The startup spirit was strong, the beer flowed and energy in the room was high at the latest HaTCH event, this time held at global co-working space provider WeWork on Beach Road.

Over 120 people gathered in the kitchen and common room to listen to a panel of assembled international experts talk about the need for product marketing and marketing in general at startups.

HaTCH and WeWork presented “Who needs product marketing anyway?” with panelists Bobby Guhasarkar, Senior Director Product Marketing, Cisco Security, Zhiying Tang, General Manager of Nessa and Jennifer Villalobos, VP & Head of Digital, Income. And the answer to the titular question seemed to be a resounding “Everyone does… and sooner in the development of a company than you might think.”


Lively moderation by Ben Munroe, Director Product Marketing, led the panel to discuss topics such as the difference in B2B/B2C marketing, the challenges of keeping up with the tech stack, and the different skills needed when messaging products versus managing brand campaigns and lead generation programs.

Zhiying, or “Zee”, GM of the hearing appliance startup Nessa,  talked about the challenge of marketing something that people need but don’t want, in her case, the hearing aid. Listening to what customers really wanted from their products. They polled thousands of target consumers before bringing to market a hearing aid, and they found that one way to answer to a specific use case was to integrate the hearing aid with the TV so that the hearing impaired could listen to TV programs with their families without having to blast the volume.

Jennifer who has recently made the move from Google to Income was firm in the belief that you can’t manage what you don’t measure. She talked about the need for marketers to be able to pull the right kind of insights from marketing technology (martech), and she discussed the challenges of launching a new offering into an untested market, which includes having the conviction to be able to pull the plug if it does not work.

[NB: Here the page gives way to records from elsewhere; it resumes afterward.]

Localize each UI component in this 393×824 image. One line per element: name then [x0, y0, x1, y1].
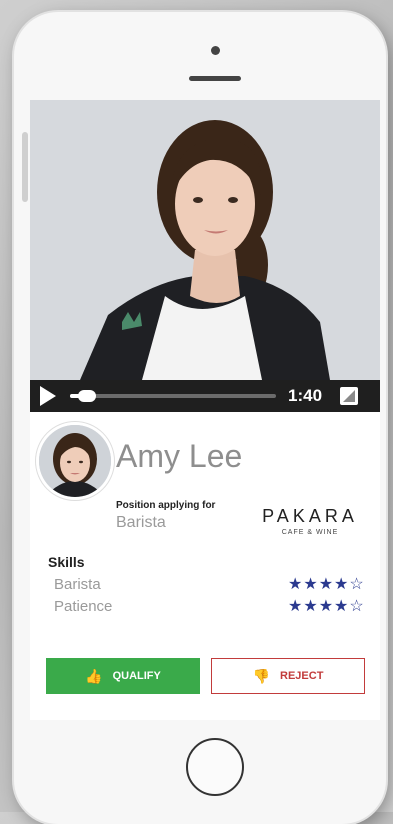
skill-label: Patience — [54, 598, 113, 615]
reject-button[interactable]: 👎 REJECT — [211, 658, 365, 694]
qualify-button[interactable]: 👍 QUALIFY — [46, 658, 200, 694]
fullscreen-icon[interactable] — [340, 387, 358, 405]
company-logo: PAKARA CAFE & WINE — [260, 506, 360, 536]
thumbs-down-icon: 👎 — [252, 667, 271, 684]
avatar-photo — [39, 425, 111, 497]
thumbs-up-icon: 👍 — [85, 667, 103, 684]
video-progress-thumb[interactable] — [78, 390, 97, 402]
app-screen: 1:40 Amy Lee Position applying for Baris… — [30, 100, 380, 720]
phone-side-button — [22, 132, 28, 202]
play-icon[interactable] — [40, 386, 56, 406]
qualify-label: QUALIFY — [112, 670, 161, 682]
front-camera — [211, 46, 220, 55]
video-time: 1:40 — [288, 386, 323, 405]
skill-row: Patience ★★★★☆ — [54, 598, 372, 618]
video-frame-photo — [30, 100, 380, 380]
company-logo-name: PAKARA — [262, 506, 358, 526]
skill-label: Barista — [54, 576, 101, 593]
avatar — [36, 422, 114, 500]
star-rating: ★★★★☆ — [288, 598, 365, 615]
video-progress-bar[interactable] — [70, 390, 276, 402]
position-label: Position applying for — [116, 500, 216, 511]
home-button[interactable] — [186, 738, 244, 796]
skill-row: Barista ★★★★☆ — [54, 576, 372, 596]
candidate-name: Amy Lee — [116, 438, 243, 474]
video-controls: 1:40 — [30, 380, 380, 412]
video-player[interactable]: 1:40 — [30, 100, 380, 412]
company-logo-tagline: CAFE & WINE — [281, 529, 339, 536]
star-rating: ★★★★☆ — [288, 576, 365, 593]
skills-title: Skills — [48, 554, 85, 570]
reject-label: REJECT — [280, 670, 324, 682]
position-value: Barista — [116, 514, 166, 531]
earpiece-speaker — [189, 76, 241, 81]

Bobby Guhasarkar, who has spent time in startups, most recently OpenDNS, and is now in multinational networking and security giant Cisco, talked about the necessity of deciding whether your product was first, best or “only”, meaning it’s the only one of its kind in the market. He also offered the piece of advice that it’s better to market aspirin (which people must have to solve a real problem) rather than vitamins, which people view as a “nice to have.”

The crowd – the biggest for a HaTCH event – stayed until way past the end, asking questions about when to hire a marketing leader in a startup,  and how to learn more about product marketing. When the evening finally drew to a close in WeWork the final attendees moved into the pub downstairs where the beer, and the conversation, continued to flow. Aspirin hopefully not required.